Campus organizations top Senate agenda

Story by Nate Beck, Staff Writer

The Student Senate introduced a constitution for The Innocent Men, a UW-Eau Claire a cappella group Monday.

The Innocent Men will be a recognized as a campus organization if the Senate signs off on the constitution next week.

The Innocent Men is a seven-member all-male a cappella group — one of two on campus.  All members of The Innocent Men must be members of The Singing Statesmen, another choir on campus.

The Innocent Men have been funded through The Singing Statesmen since the group was formed in 1984.

Eau Claire senior Ryan Simmons has been a member of The Innocent Men since he was a sophomore and The Singing Statesmen since he was a freshman.

Simmons says he and other members of The Innocent Men drew up a constitution to break from The Singing Statesmen and become a separate student organization.

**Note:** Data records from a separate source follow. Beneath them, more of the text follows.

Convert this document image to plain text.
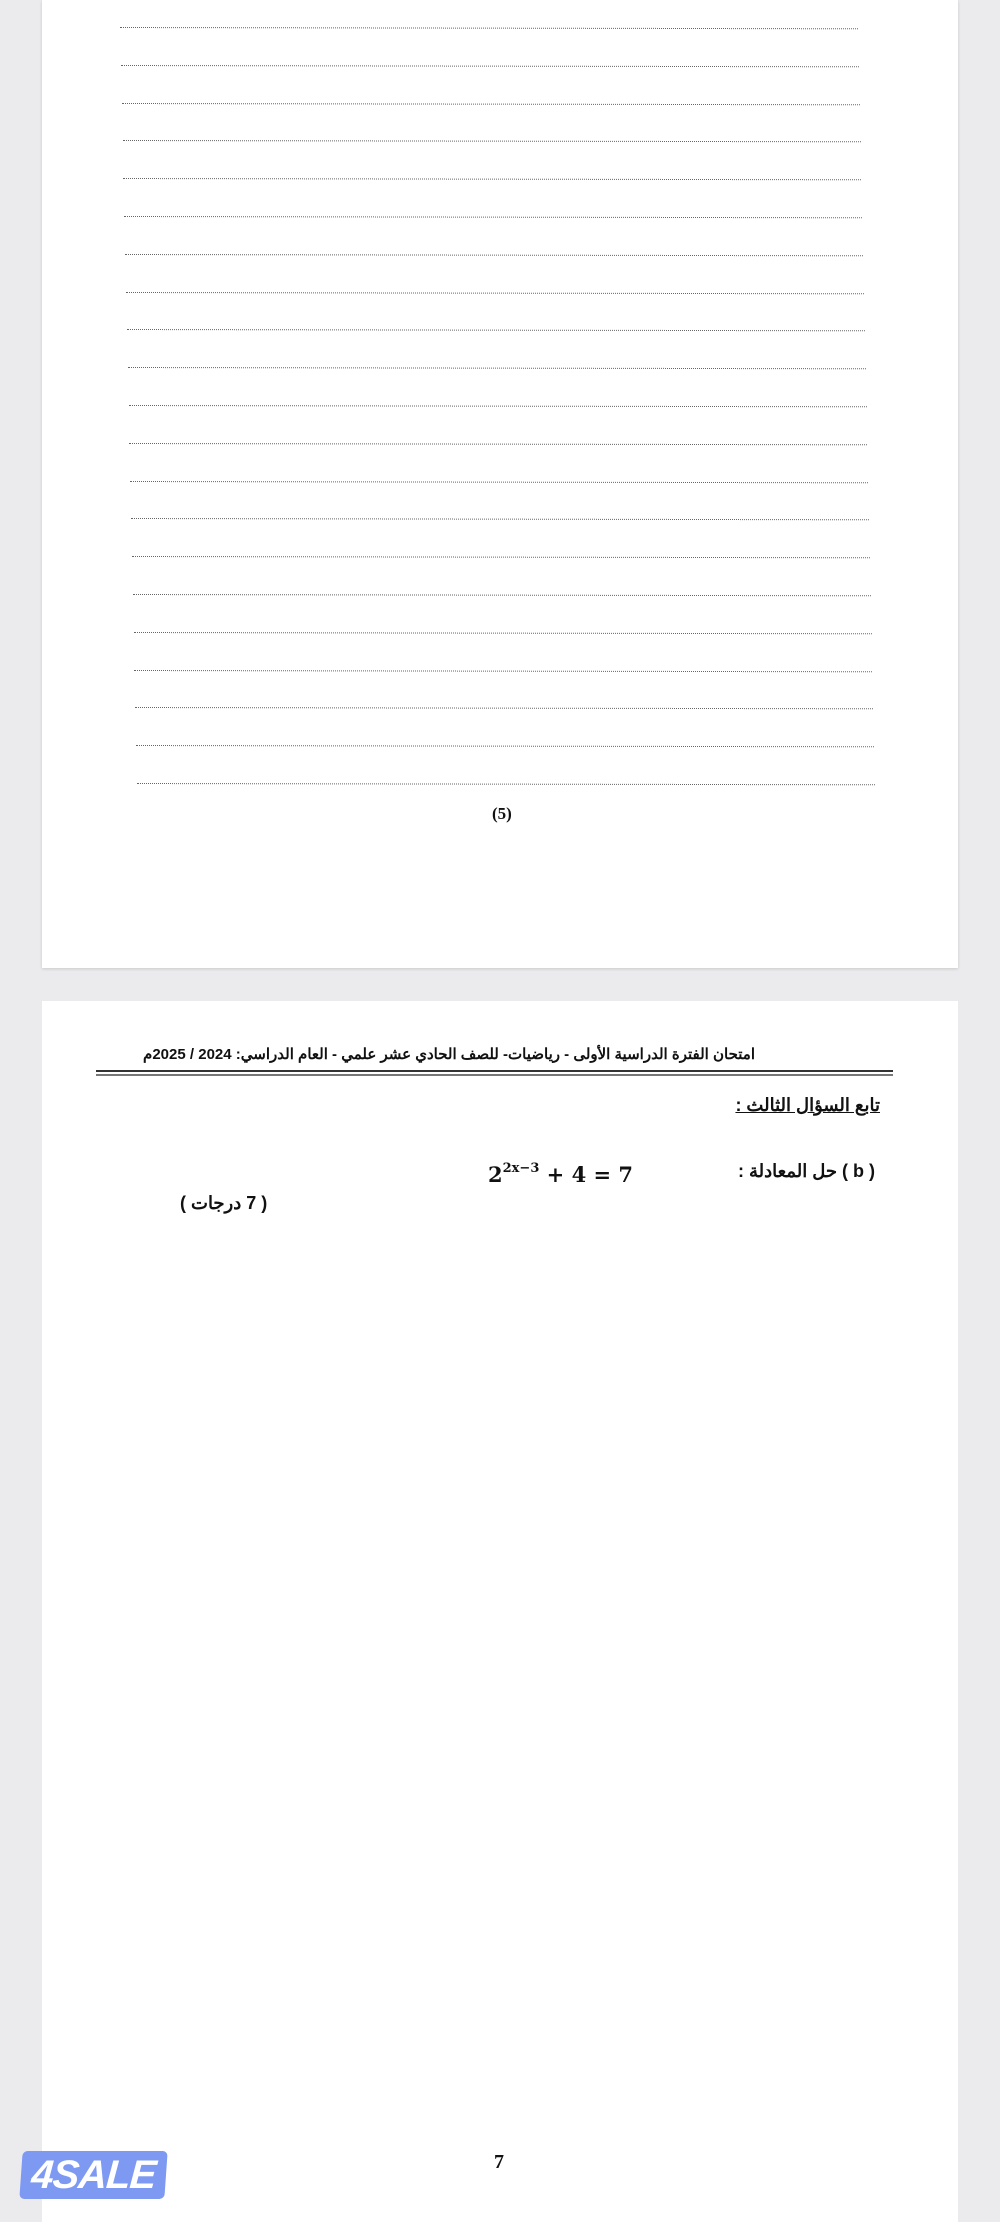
(5)
امتحان الفترة الدراسية الأولى - رياضيات- للصف الحادي عشر علمي - العام الدراسي: 2024 / 2025م
تابع السؤال الثالث :
( b ) حل المعادلة :
$2^{2x-3} + 4 = 7$
( 7 درجات )
7
4SALE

“We’re trying to become our own thing, obviously we still want to keep all the ties through The Singing Statesmen but becoming a student org has a lot of benefits,” Simmons said. “We just thought it was time to take the next step.”

Perks of becoming a student organization include possible funding through segregated fees, as well as discounts on printing and advertising. The Innocent Men could take full advantage of these benefits if the constitution is approved next week.


Student Senate passed changes to the Organizations Commission bylaws by unanimous voice vote Monday.

The new laws define The Student Organizations Conduct Committee — a five member group that reports and regulates conflicts within organizations.  Prior bylaws mentioned the OCC but did not outline its makeup.

Changes to the bylaws also include new rules for organizations in “good standing.”  Organizations must regularly update their constitution, websites and contact information.

Organizations can be deactivated within 14 days instead of the previous 28-day trial period if they don’t meet all requirements each semester.

Student Body Vice President Patrick Martin said during Monday’s meeting that he was glad to see bylaw changes being made.

“You get so bogged down by the little minute detail that a lot of times those don’t get resolved,” Martin said. “I applaud the honor for recognizing that these are sticking points.”

Senator Jason Rector said during Monday’s meeting he plans to introduce a bill next week that could change senate bylaws to allow an opportunity for a public sounding session before votes on contentious laws.

The changes would provide an opportunity to request a public venting session before a vote on a bill.

Rector said big decisions, like this year’s vote to cut United Council, should be discussed publicly before a vote.

“We’ll call a meeting, a time that’s generally accessible for most people … publicize it any way that we need to, so that the necessary parties concerned have sufficient time to come to it,” Rector said.

Senate currently allows open forum sessions before each meeting. Rector said allowing more room for public discussions can help with “easing the process” for the person involved.